Moslims, geef rekenschap van de angst voor de islam - Hoofdinhoud
Ramzi Alioui schreef mij ‘the day after’ een ontroerende brief over wat de opmars van de PVV met hem doet. Wat moet ik doen om gemotiveerd te blijven, vraagt hij. Mijn antwoord is, breng een beweging op gang van goedwillende Marokkanen die zich distantiëren van kwelgeesten en radicalen. Laat massaal en publiekelijk zien dat wij houden van Nederland en bijdragen aan deze samenleving.
Aangepast
Ramzi schreef mij namelijk: ‘Ik heb mij honderd procent aangepast aan deze samenleving, dat kan bijna ook niet anders, want ik ben hier geboren. Momenteel ben ik het helemaal kwijt. Ik zet mij zo hard in voor een gezonde samenleving. Ik val niemand lastig en sinds kort heb ik een vast contract bij een groot bedrijf, daar heb ik mij twee jaar lang voor moeten bewijzen. Ik heb de afgelopen tijd geprobeerd onze medeburgers ervan te overtuigen dat niet iedereen ‘uit Marokko’ slecht is. En toch zijn een miljoen Nederlanders niet overtuigd. Ik weet echt niet meer wat ik moet doen.’

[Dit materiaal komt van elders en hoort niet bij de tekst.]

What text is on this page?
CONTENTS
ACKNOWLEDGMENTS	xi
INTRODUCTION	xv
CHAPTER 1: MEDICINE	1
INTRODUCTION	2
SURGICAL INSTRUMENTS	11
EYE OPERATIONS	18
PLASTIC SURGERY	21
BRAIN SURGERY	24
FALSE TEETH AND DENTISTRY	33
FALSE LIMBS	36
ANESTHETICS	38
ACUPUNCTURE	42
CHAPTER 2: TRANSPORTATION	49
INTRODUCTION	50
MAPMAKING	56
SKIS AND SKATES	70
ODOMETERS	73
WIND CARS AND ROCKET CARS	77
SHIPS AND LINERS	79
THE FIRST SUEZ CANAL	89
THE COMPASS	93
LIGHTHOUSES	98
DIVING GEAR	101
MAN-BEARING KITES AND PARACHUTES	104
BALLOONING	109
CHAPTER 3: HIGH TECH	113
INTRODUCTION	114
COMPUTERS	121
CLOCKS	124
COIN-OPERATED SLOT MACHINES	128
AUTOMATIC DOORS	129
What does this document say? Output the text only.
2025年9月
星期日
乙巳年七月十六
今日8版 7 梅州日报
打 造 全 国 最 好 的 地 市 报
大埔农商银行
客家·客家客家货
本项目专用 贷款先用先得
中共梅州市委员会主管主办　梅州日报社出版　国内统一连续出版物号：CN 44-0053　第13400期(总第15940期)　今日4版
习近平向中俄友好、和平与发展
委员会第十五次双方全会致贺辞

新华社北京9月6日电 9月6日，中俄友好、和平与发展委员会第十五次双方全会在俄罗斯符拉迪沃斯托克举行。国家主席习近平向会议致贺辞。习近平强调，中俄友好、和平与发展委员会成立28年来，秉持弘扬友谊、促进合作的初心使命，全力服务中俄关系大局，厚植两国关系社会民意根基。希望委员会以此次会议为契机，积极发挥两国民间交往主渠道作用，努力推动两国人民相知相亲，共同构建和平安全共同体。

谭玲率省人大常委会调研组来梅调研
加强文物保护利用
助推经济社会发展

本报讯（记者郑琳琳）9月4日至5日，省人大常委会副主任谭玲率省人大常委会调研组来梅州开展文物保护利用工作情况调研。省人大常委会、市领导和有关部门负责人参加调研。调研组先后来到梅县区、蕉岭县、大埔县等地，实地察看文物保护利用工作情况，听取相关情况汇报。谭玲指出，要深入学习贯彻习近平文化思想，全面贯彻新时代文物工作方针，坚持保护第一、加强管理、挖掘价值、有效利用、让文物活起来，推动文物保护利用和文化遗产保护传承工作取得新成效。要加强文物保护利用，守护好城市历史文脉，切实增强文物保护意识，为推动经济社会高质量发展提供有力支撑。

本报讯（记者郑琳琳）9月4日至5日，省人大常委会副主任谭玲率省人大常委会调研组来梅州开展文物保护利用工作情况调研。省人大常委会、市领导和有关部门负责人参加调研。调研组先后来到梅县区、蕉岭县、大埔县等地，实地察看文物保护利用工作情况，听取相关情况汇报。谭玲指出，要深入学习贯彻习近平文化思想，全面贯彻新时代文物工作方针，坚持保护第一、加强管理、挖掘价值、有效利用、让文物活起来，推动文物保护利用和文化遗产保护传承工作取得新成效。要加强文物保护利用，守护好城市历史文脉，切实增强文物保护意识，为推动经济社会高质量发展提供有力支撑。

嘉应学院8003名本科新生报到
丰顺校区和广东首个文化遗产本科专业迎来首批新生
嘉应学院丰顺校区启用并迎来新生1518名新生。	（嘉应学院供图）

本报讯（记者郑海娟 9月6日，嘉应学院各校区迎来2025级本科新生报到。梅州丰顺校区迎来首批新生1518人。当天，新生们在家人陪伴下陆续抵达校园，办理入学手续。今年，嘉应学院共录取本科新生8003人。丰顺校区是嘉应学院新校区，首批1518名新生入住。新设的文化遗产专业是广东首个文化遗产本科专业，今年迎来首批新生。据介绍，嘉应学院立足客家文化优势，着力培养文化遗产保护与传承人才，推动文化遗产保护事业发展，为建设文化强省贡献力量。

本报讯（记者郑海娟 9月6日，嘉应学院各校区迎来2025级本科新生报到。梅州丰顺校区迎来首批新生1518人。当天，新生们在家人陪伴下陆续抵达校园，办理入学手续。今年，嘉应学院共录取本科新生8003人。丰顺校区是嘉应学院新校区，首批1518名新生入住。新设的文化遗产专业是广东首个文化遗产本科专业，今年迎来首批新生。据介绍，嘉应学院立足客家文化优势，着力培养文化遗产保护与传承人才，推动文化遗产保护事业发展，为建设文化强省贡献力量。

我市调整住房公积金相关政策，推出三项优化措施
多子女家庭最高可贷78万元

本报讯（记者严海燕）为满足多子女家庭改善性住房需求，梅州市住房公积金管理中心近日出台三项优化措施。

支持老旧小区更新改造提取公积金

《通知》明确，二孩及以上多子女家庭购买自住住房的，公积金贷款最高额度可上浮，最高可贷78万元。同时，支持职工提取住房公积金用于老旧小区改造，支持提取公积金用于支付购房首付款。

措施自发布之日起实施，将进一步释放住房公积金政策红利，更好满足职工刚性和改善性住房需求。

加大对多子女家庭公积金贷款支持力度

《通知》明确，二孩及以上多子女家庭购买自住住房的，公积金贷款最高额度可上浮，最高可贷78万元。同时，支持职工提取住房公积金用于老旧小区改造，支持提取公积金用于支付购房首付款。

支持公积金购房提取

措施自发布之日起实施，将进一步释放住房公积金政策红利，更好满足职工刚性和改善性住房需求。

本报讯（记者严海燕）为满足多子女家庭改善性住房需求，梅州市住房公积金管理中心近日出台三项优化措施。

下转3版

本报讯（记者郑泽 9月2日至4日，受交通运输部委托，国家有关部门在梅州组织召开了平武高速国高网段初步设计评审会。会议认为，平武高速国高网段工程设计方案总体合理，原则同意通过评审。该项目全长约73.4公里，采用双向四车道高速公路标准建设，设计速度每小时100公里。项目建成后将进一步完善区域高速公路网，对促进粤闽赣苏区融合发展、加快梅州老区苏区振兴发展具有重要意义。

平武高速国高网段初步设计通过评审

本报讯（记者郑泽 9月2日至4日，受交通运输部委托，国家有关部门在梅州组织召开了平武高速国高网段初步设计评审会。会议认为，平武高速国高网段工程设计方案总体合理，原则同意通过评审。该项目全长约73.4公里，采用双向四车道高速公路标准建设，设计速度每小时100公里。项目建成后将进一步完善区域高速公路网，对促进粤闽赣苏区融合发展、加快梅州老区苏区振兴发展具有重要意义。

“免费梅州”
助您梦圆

Ramzi overweegt helaas iets te doen dat het omgekeerde is van een beweging in gang zetten. Hij denkt eraan terug te gaan naar Australië, waar hij vier jaar geleefd heeft. Dat gaat Nederland niet verder helpen.
Oké, een klein deel van de PVV-stemmers is racistisch. Steek daar als Marokkaanse gemeenschap geen emotionele energie in.
Last
Een ander deel van de PVV-stemmers ondervindt daadwerkelijk last van integratieproblemen in de wijken. Gecombineerd met het faillissement van de onmachtige instituties is dat een groot drama. Wij moeten de komende vier jaar als overheid de opgave aangaan justitie, politie, inburgering en jeugdzorg in fors tempo te revitaliseren en erbovenop zitten om te zorgen dat instellingen voor onderwijs, welzijn en arbeidsbemiddeling hun werk goed doen.
De Marokkaanse gemeenschap moet daarop aandringen, tot aan de poorten van de school en aan de loketten van de sociale dienst. Een hoogwaardige samenleving als die van ons die niet in staat is dit type problemen op te lossen, dat kan echt niet.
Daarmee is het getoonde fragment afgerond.